The toll of casualties is fast mounting in Ukraine, with the head of the Russian paramilitary Wagner Group saying Wednesday that 20,000 of his men have been killed in the lengthy fight for the eastern Ukrainian city of Bakhmut.
Yevgeny Prigozhin said about half of those killed in the battle for control of Bakhmut were Russian convicts who were promised their freedom from sentences for criminal offenses if they fought in Ukraine for six months. But the mercenaries were often sent to the battlefront with scant training and often were killed soon after in fierce combat with better-trained Ukrainian troops.

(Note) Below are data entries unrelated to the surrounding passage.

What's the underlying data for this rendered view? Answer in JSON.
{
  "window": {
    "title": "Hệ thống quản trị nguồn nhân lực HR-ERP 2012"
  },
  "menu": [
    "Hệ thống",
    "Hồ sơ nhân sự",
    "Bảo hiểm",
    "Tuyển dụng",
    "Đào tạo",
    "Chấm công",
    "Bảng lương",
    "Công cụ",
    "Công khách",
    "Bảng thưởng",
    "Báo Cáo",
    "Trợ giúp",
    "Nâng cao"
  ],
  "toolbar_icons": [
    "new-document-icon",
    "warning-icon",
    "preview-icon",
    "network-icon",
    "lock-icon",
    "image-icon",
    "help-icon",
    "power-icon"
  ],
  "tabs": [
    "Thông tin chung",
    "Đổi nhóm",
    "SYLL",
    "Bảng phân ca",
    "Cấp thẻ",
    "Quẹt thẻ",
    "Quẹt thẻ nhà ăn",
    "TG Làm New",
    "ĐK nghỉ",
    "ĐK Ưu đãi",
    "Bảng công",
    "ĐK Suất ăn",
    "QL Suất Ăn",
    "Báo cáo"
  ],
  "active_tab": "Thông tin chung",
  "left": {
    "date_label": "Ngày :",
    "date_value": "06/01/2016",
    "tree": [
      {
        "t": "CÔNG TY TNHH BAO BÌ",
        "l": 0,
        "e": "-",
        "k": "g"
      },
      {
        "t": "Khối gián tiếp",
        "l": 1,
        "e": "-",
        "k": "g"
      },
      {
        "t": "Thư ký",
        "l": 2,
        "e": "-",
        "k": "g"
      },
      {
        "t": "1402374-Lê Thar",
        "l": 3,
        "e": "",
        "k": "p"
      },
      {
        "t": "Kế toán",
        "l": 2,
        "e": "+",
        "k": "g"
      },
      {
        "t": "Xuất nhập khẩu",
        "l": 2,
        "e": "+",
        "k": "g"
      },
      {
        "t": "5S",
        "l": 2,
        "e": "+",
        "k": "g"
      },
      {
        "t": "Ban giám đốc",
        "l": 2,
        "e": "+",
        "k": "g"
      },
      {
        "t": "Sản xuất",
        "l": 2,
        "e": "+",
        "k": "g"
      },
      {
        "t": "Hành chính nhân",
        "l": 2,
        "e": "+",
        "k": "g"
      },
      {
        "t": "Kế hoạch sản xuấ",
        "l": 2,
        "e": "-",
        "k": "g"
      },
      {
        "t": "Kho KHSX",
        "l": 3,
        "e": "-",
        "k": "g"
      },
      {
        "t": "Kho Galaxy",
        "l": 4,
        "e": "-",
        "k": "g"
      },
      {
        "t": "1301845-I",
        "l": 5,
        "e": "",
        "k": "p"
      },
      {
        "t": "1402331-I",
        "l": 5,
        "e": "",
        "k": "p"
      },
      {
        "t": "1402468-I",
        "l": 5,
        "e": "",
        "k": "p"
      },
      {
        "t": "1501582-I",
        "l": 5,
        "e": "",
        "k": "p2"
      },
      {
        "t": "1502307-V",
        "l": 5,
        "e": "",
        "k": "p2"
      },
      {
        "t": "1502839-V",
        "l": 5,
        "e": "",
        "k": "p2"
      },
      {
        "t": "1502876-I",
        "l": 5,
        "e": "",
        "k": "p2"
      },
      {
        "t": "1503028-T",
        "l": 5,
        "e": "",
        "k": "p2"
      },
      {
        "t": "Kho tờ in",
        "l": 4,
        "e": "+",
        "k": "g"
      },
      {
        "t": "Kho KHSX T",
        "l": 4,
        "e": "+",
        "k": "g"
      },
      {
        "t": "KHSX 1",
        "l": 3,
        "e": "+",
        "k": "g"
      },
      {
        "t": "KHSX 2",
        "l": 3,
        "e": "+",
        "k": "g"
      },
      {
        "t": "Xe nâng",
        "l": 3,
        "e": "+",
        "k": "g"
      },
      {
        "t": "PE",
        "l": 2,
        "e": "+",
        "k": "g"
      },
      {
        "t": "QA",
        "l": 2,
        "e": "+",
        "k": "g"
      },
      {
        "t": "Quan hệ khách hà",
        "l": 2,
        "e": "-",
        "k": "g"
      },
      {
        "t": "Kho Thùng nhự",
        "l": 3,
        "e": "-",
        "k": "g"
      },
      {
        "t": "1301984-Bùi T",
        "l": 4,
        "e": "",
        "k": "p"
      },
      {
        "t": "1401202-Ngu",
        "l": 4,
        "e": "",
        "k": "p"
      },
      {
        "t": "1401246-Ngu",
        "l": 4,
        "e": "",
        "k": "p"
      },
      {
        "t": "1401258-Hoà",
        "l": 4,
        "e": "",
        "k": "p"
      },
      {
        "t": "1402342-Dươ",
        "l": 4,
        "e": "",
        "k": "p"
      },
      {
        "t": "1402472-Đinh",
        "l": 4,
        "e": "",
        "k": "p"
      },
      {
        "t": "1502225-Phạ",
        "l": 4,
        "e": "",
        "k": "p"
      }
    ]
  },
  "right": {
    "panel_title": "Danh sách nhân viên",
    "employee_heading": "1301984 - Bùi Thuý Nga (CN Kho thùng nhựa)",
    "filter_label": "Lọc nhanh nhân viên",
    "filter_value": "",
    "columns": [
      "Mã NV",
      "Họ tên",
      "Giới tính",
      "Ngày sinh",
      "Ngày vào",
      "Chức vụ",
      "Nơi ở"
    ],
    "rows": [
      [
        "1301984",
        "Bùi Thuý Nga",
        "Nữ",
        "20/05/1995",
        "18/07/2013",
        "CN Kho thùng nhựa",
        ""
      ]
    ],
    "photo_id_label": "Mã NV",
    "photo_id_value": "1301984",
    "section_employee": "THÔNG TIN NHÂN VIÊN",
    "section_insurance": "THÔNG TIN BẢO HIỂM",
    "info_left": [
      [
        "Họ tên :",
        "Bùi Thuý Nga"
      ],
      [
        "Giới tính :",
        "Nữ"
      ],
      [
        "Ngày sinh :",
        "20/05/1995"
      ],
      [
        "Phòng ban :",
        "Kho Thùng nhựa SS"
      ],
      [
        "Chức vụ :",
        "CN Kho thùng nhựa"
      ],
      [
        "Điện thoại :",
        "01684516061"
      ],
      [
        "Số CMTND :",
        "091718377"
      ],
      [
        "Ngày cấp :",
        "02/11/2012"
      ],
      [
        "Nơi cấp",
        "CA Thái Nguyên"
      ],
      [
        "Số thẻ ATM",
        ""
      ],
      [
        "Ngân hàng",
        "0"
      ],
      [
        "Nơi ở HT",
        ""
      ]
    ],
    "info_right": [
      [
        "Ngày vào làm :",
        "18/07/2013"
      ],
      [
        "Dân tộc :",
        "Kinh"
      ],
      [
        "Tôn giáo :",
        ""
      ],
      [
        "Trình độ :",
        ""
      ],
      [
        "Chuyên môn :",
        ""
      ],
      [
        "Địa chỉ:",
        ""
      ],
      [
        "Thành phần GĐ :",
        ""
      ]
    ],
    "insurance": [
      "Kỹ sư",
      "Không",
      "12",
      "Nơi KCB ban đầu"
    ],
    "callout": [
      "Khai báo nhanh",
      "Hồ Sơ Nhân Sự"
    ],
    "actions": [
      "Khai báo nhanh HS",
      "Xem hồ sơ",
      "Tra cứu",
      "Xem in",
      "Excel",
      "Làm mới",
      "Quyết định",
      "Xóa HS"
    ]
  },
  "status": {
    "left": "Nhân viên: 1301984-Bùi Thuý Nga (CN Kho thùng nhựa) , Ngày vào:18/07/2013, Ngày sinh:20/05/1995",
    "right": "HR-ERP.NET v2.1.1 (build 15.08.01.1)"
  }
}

White House officials said Prigozhin’s casualty estimate was in line with their own that Russian losses have accelerated. Russia claimed in recent days it has captured Bakhmut, while Ukrainian officials say they have not given up the fight for the city and are trying to surround it.
Casualty figures for the now 15-month conflict have varied widely, depending on the source of the information. Prigozhin’s estimate for Bakhmut alone stands in sharp contrast to Moscow’s widely disputed claim that just over 6,000 of its troops had been killed as of January, about 11 months into the war.
The U.S. estimated this month that Russia had sustained 100,000 casualties, including 20,000 killed in the fighting, half of them Wagner forces, since December alone. Analysts say Ukraine has also lost thousands of its troops, although Kyiv has not said how many.
U.N. Office of the High Commissioner for Human Rights says that from February 2022 until early April 2023, it recorded 22,734 civilian casualties in Ukraine: 8,490 killed and 14,244 injured.
Prigozhin, despite his forces fighting alongside Moscow’s troops, has been a frequent critic of Russian defense leadership, claiming Moscow has not supplied Wagner with enough ammunition.
In an interview published late Tuesday with Konstantin Dolgov, a pro-Kremlin political strategist, Prigozhin extended his criticism — questioning some of Russian President Vladimir Putin’s rationale for the war. Prigozhin said Russia’s stated goal of “demilitarizing” Ukraine has backfired because Kyiv’s military has become stronger with Western weapons and training.
Asked why Prigozhin would make the Bakhmut death toll claim, White House National Security Council spokesman John Kirby said, “It’s possible that this could be a sort of morbid way of him … claiming credit for whatever they’ve been able to achieve in Bakhmut, but also trying to publicly embarrass the Ministry of Defense further that the cost was borne in blood and treasure by Wagner, and not by the Russian military.”